Within 100 days, he had Congress pass the Emergency Banking Relief Act, which stabilized the nation's ailing banks and depositors. They also passed Federal Emergency Relief Administration, National Recovery Administration and the Agricultural Adjustment Administration.

Being a believer in the premise that a work program was better than relief, Roosevelt took into consideration, the idea his Secretary of Labor and the first woman cabinet member Frances Perkins suggested. She suggested that he establish a work program for the thousands of young men who were out of work and another program for the older men.

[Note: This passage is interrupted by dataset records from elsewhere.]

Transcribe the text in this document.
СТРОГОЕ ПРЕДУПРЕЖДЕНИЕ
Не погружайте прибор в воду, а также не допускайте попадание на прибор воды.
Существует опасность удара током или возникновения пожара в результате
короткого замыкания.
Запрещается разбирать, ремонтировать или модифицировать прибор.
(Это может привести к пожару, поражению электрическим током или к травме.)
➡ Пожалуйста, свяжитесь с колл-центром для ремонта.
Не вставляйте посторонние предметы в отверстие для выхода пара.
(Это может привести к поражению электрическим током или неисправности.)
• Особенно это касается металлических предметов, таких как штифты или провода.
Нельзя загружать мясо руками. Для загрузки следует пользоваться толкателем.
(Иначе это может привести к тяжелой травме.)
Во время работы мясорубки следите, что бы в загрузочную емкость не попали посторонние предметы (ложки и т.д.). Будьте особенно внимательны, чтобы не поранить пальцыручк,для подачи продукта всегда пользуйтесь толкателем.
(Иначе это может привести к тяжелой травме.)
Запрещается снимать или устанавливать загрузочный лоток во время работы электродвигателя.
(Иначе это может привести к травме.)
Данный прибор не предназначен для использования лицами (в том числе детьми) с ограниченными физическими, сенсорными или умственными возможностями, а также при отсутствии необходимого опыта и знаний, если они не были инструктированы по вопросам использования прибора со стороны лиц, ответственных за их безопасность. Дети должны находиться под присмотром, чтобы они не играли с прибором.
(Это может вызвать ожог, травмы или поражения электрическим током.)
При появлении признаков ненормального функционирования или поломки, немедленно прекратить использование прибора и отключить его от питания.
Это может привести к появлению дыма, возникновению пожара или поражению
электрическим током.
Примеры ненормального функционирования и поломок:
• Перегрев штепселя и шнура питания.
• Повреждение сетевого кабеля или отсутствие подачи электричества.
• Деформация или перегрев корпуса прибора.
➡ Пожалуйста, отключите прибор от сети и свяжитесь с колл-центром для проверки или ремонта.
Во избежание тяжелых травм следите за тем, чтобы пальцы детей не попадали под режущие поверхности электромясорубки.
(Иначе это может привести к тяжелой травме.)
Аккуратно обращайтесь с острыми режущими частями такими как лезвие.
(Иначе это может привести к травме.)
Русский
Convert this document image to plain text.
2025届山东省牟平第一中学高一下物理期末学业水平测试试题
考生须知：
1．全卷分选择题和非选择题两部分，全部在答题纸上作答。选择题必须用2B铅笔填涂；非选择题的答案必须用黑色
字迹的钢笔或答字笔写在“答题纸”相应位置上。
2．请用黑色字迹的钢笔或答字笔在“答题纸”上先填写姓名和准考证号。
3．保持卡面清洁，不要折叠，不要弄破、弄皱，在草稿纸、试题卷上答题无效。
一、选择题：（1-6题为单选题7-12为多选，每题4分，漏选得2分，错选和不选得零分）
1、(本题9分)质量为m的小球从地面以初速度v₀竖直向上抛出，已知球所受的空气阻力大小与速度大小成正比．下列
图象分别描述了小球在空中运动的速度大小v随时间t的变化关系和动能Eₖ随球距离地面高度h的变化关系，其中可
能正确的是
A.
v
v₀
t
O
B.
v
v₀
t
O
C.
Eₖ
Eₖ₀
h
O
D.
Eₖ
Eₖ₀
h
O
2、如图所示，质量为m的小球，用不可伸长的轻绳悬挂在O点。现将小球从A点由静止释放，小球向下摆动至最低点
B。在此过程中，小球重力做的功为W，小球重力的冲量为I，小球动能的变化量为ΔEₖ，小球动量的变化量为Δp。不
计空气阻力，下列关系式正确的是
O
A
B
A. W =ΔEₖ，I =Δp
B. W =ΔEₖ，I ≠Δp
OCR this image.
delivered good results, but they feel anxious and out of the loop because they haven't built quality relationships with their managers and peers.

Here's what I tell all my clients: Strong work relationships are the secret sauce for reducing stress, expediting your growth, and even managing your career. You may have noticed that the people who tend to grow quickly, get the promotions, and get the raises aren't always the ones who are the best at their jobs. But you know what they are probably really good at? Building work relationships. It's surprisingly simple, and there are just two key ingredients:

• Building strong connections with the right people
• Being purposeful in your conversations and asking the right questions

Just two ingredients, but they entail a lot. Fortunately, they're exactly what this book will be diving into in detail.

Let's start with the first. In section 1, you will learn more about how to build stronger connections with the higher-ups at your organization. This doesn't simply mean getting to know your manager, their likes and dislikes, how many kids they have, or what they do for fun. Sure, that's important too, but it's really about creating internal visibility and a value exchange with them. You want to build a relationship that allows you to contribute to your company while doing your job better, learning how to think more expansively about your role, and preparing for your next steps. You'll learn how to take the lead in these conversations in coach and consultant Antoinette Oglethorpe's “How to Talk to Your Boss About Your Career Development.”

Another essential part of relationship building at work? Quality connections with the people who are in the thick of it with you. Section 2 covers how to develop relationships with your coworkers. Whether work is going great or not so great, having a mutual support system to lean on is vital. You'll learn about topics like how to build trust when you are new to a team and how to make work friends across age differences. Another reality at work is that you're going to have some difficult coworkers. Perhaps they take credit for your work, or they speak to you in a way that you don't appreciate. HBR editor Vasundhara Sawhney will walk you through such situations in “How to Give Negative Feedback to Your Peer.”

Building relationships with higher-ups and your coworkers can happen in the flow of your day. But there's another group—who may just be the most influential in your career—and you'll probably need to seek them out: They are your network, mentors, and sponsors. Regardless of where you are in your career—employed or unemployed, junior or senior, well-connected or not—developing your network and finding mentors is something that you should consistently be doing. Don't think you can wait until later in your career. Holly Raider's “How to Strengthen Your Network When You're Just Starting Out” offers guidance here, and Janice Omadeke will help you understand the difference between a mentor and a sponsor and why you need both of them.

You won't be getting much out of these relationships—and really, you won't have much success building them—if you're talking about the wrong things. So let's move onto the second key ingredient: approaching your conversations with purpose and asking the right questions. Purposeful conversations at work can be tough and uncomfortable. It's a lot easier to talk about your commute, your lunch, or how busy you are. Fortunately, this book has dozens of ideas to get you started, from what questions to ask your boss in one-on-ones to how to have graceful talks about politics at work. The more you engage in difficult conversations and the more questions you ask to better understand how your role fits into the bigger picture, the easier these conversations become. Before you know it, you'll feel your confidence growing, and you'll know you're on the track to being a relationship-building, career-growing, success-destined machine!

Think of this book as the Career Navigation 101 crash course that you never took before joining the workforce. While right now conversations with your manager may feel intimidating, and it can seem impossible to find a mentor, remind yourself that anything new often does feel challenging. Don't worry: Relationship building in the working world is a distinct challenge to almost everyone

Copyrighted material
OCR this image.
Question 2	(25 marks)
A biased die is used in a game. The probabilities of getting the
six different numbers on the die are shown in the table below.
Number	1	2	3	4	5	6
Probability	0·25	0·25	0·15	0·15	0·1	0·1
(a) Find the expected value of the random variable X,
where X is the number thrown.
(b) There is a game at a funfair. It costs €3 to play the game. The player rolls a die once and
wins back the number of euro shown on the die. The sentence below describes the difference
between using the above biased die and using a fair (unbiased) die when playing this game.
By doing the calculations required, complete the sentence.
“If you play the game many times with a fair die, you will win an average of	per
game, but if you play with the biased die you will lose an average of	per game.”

The CCC program was established for the young men and the WPA for the older men. As you travel the tree lined road ways of the United States those trees were probably planted by the CCC workers. Many of the roads were built by them as well. Sidewalks, bridges and camp grounds, some of our older federal and state buildings were built by the WPA.

In 1935, Congress passed the Social Security Act, one of the most important pieces of Roosevelt's New Deal legislation. There were other bills passed were to help bring an end to the Depression.

Programs are still in effect today such as the Social Security Act and some others. The CCC program ended officially in 1942, but while the program was at it's peak in September of 1935, the CCC mustered 502,000 members in 2,514 camps. Overall, 2.9 million served in the nine years the program ran.

In 1941, the United States entered the war after the Japanese bombed Pearl Harbor. In 1942, because many people on the West Coast were panicky about possible Japanese subversion or invasion, FDR signed an executive order authorizing the internment of Japanese living on the West Coast, many of whom were American citizens.

In 1944, FDR signed an executive order establishing the War Refugee Board which aided in the rescuing of Jews and other refugees during the rest of the war.